Both groups had a similar age distribution, but for further analysis, all patients were divided according to age into the following three groups: 22–29, 30–35 and 36–39 years. Then, subgroup analyses were performed according to the different stimulation protocols in the same age-related groups. It is important to emphasize that these results show that there were age-related trends in AMH level and the prevalence of endometriosis patients over the age of 35 was significantly higher in low AMH concentration subgroup. Also, some studies have reported the association between BMI and the risk for certain medical diseases, such as high blood pressure, coronary heart disease and type 2 diabetes. However, interestingly, the literature suggests an inverse correlation between endometriosis and BMI. Divya K. Shah et al. in the large prospective cohort study specifically designed to address the relation between body size and endometriosis reported that women with BMI higher than 40, compared to those with low normal BMI (18.5– 22.4), have 39% less susceptibility to have endometriosis (44). Another prospective study on 238 histological diagnosis of patients with endometriosis and 238 matched age and smoking controls, showed a strong association between BMI below 18.5 and deep infiltrating endometriosis (45). In the current study, BMI has reverse effect on pregnancy in all endometriosis patients and specifically in the patients undergoing GnRH-agonist long protocol (Table 1 and Table 4).

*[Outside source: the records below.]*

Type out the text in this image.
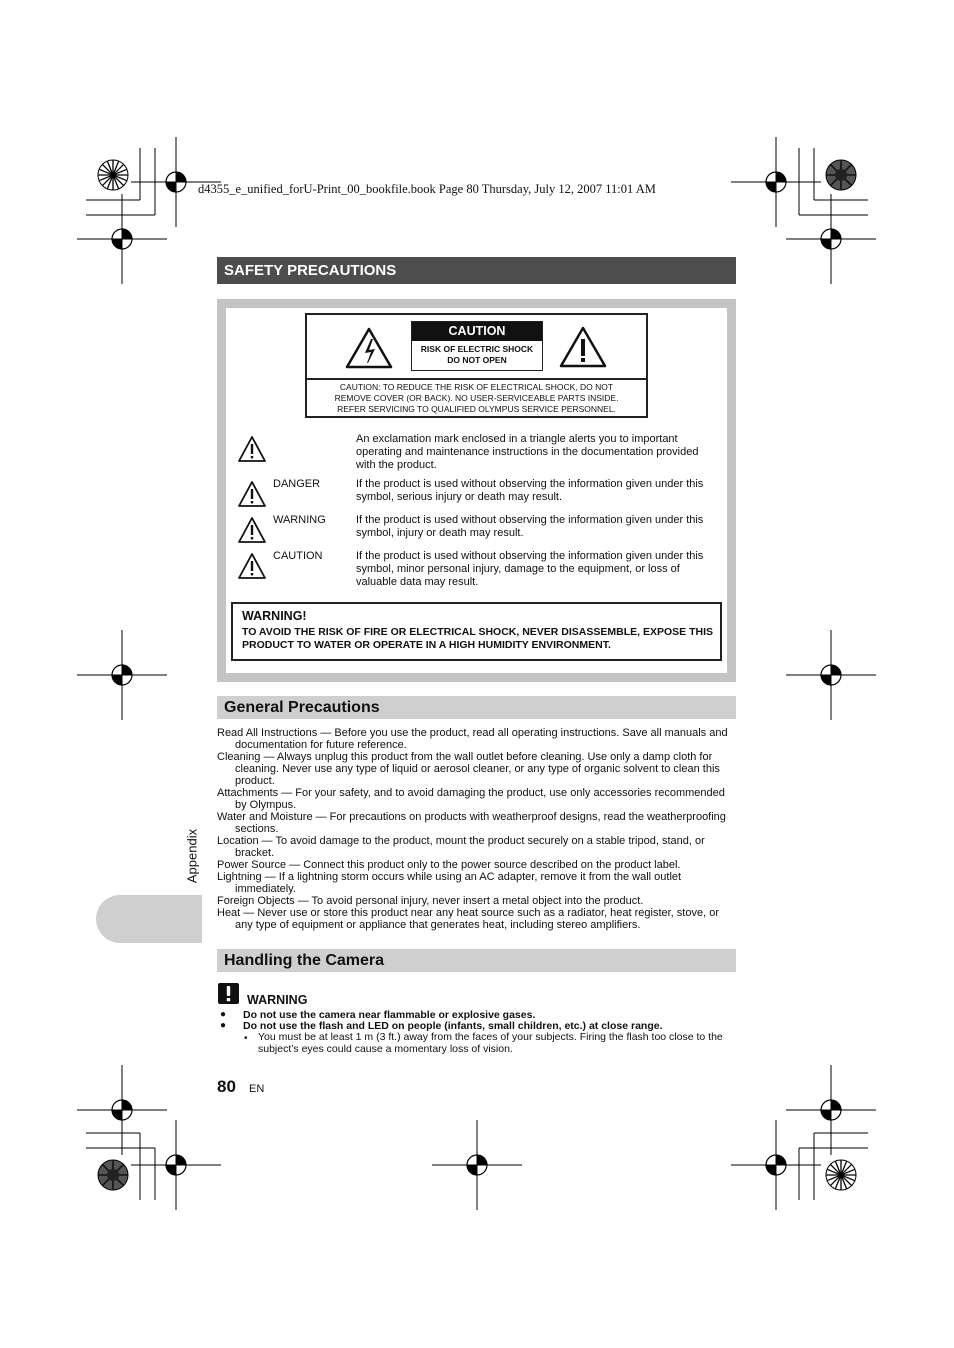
d4355_e_unified_forU-Print_00_bookfile.book Page 80 Thursday, July 12, 2007 11:01 AM
SAFETY PRECAUTIONS
CAUTION
RISK OF ELECTRIC SHOCK
DO NOT OPEN
CAUTION: TO REDUCE THE RISK OF ELECTRICAL SHOCK, DO NOT
REMOVE COVER (OR BACK). NO USER-SERVICEABLE PARTS INSIDE.
REFER SERVICING TO QUALIFIED OLYMPUS SERVICE PERSONNEL.
An exclamation mark enclosed in a triangle alerts you to important operating and maintenance instructions in the documentation provided with the product.
DANGER	If the product is used without observing the information given under this symbol, serious injury or death may result.
WARNING	If the product is used without observing the information given under this symbol, injury or death may result.
CAUTION	If the product is used without observing the information given under this symbol, minor personal injury, damage to the equipment, or loss of valuable data may result.
WARNING!
TO AVOID THE RISK OF FIRE OR ELECTRICAL SHOCK, NEVER DISASSEMBLE, EXPOSE THIS PRODUCT TO WATER OR OPERATE IN A HIGH HUMIDITY ENVIRONMENT.
General Precautions

Read All Instructions — Before you use the product, read all operating instructions. Save all manuals and documentation for future reference.

Cleaning — Always unplug this product from the wall outlet before cleaning. Use only a damp cloth for cleaning. Never use any type of liquid or aerosol cleaner, or any type of organic solvent to clean this product.

Attachments — For your safety, and to avoid damaging the product, use only accessories recommended by Olympus.

Water and Moisture — For precautions on products with weatherproof designs, read the weatherproofing sections.

Location — To avoid damage to the product, mount the product securely on a stable tripod, stand, or bracket.

Power Source — Connect this product only to the power source described on the product label.

Lightning — If a lightning storm occurs while using an AC adapter, remove it from the wall outlet immediately.

Foreign Objects — To avoid personal injury, never insert a metal object into the product.

Heat — Never use or store this product near any heat source such as a radiator, heat register, stove, or any type of equipment or appliance that generates heat, including stereo amplifiers.

Appendix
Handling the Camera
WARNING
● Do not use the camera near flammable or explosive gases.
● Do not use the flash and LED on people (infants, small children, etc.) at close range.
• You must be at least 1 m (3 ft.) away from the faces of your subjects. Firing the flash too close to the subject’s eyes could cause a momentary loss of vision.
80 EN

The current study was performed with a retrospective analysis, so interventions and allocation of patients in two protocols were not randomized. Based on the clinician’s decision, one of the two standard protocols of long agonist or antagonist was used for ovarian stimulation. Therefore, further prospective controlled trial investigations with more patients and stimulation cycles would have minimized potential limitations and will be more effective to confirm these results. Other limitation of the present study was the involvement of more than one clinician and their preferences for different protocols (GnRH-ant versus GnRH-a).

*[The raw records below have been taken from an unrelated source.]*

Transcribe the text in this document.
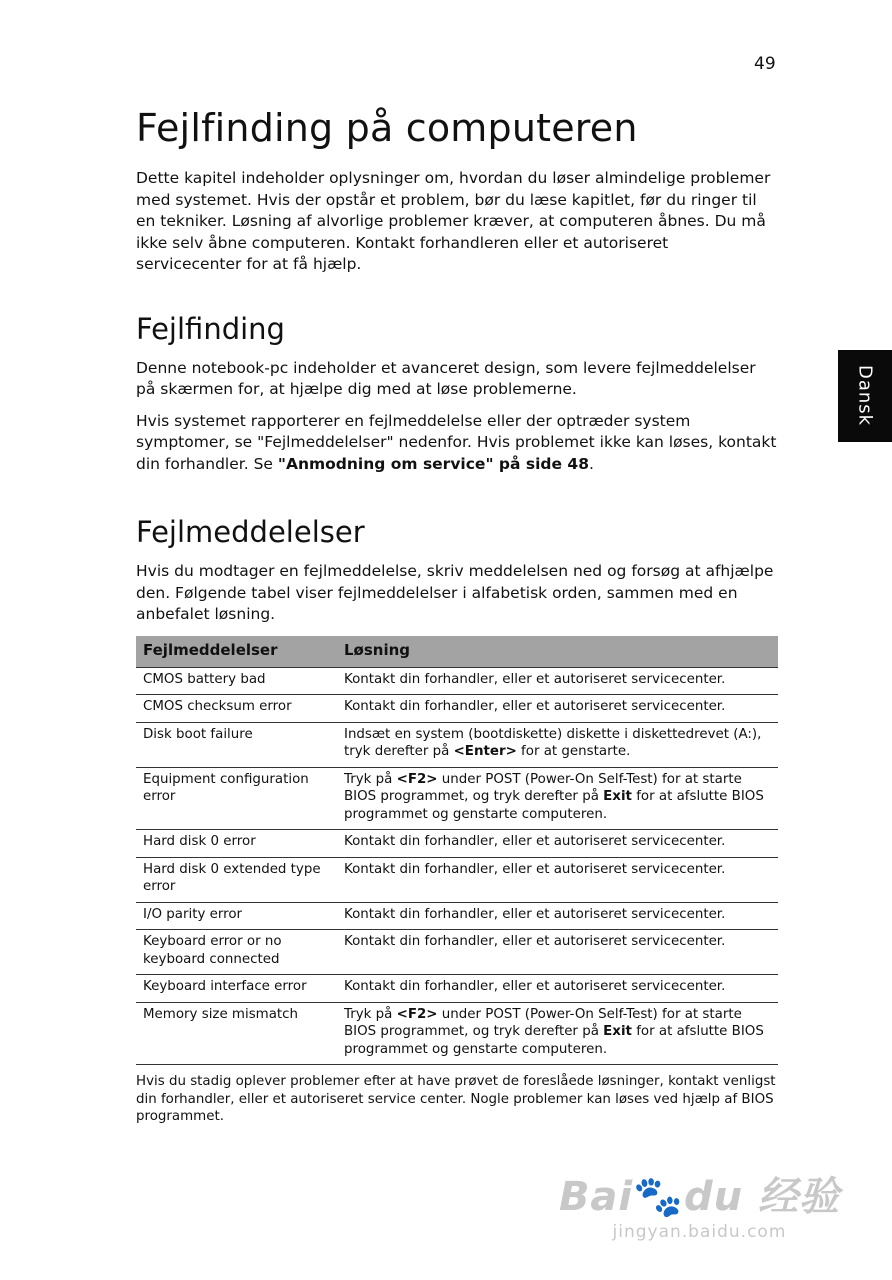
49
Dansk
Fejlfinding på computeren

Dette kapitel indeholder oplysninger om, hvordan du løser almindelige problemer med systemet. Hvis der opstår et problem, bør du læse kapitlet, før du ringer til en tekniker. Løsning af alvorlige problemer kræver, at computeren åbnes. Du må ikke selv åbne computeren. Kontakt forhandleren eller et autoriseret servicecenter for at få hjælp.

Fejlfinding

Denne notebook-pc indeholder et avanceret design, som levere fejlmeddelelser på skærmen for, at hjælpe dig med at løse problemerne.

Hvis systemet rapporterer en fejlmeddelelse eller der optræder system symptomer, se "Fejlmeddelelser" nedenfor. Hvis problemet ikke kan løses, kontakt din forhandler. Se "Anmodning om service" på side 48.

Fejlmeddelelser

Hvis du modtager en fejlmeddelelse, skriv meddelelsen ned og forsøg at afhjælpe den. Følgende tabel viser fejlmeddelelser i alfabetisk orden, sammen med en anbefalet løsning.

Fejlmeddelelser	Løsning
CMOS battery bad	Kontakt din forhandler, eller et autoriseret servicecenter.
CMOS checksum error	Kontakt din forhandler, eller et autoriseret servicecenter.
Disk boot failure	Indsæt en system (bootdiskette) diskette i diskettedrevet (A:), tryk derefter på <Enter> for at genstarte.
Equipment configuration error	Tryk på <F2> under POST (Power-On Self-Test) for at starte BIOS programmet, og tryk derefter på Exit for at afslutte BIOS programmet og genstarte computeren.
Hard disk 0 error	Kontakt din forhandler, eller et autoriseret servicecenter.
Hard disk 0 extended type error	Kontakt din forhandler, eller et autoriseret servicecenter.
I/O parity error	Kontakt din forhandler, eller et autoriseret servicecenter.
Keyboard error or no keyboard connected	Kontakt din forhandler, eller et autoriseret servicecenter.
Keyboard interface error	Kontakt din forhandler, eller et autoriseret servicecenter.
Memory size mismatch	Tryk på <F2> under POST (Power-On Self-Test) for at starte BIOS programmet, og tryk derefter på Exit for at afslutte BIOS programmet og genstarte computeren.

Hvis du stadig oplever problemer efter at have prøvet de foreslåede løsninger, kontakt venligst din forhandler, eller et autoriseret service center. Nogle problemer kan løses ved hjælp af BIOS programmet.

Bai🐾du 经验
jingyan.baidu.com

This study demonstrated that there was a trend for higher pregnancy rates with GnRH-ant compared to the GnRH-a protocol in the two extreme ranges of AMH in infertile patients with endometriosis. As an example, we can diagnose women who are at high risk of IVF cycle cancellation due to both poor and excessive ovarian responses, thus stimulation approach can be adjusted to incorporate GnRH antagonists. However, in the normal range of AMH (1.1 to 2.8), long agonist protocol is the best choice for these patients. Therefore, individualized IVF protocols, according to various ranges of AMH, may improve clinical outcomes of IVF/ICSI in patients with endometriosis.

Conflict of interest

The authors declare that they have no conflict of interest concerning this article.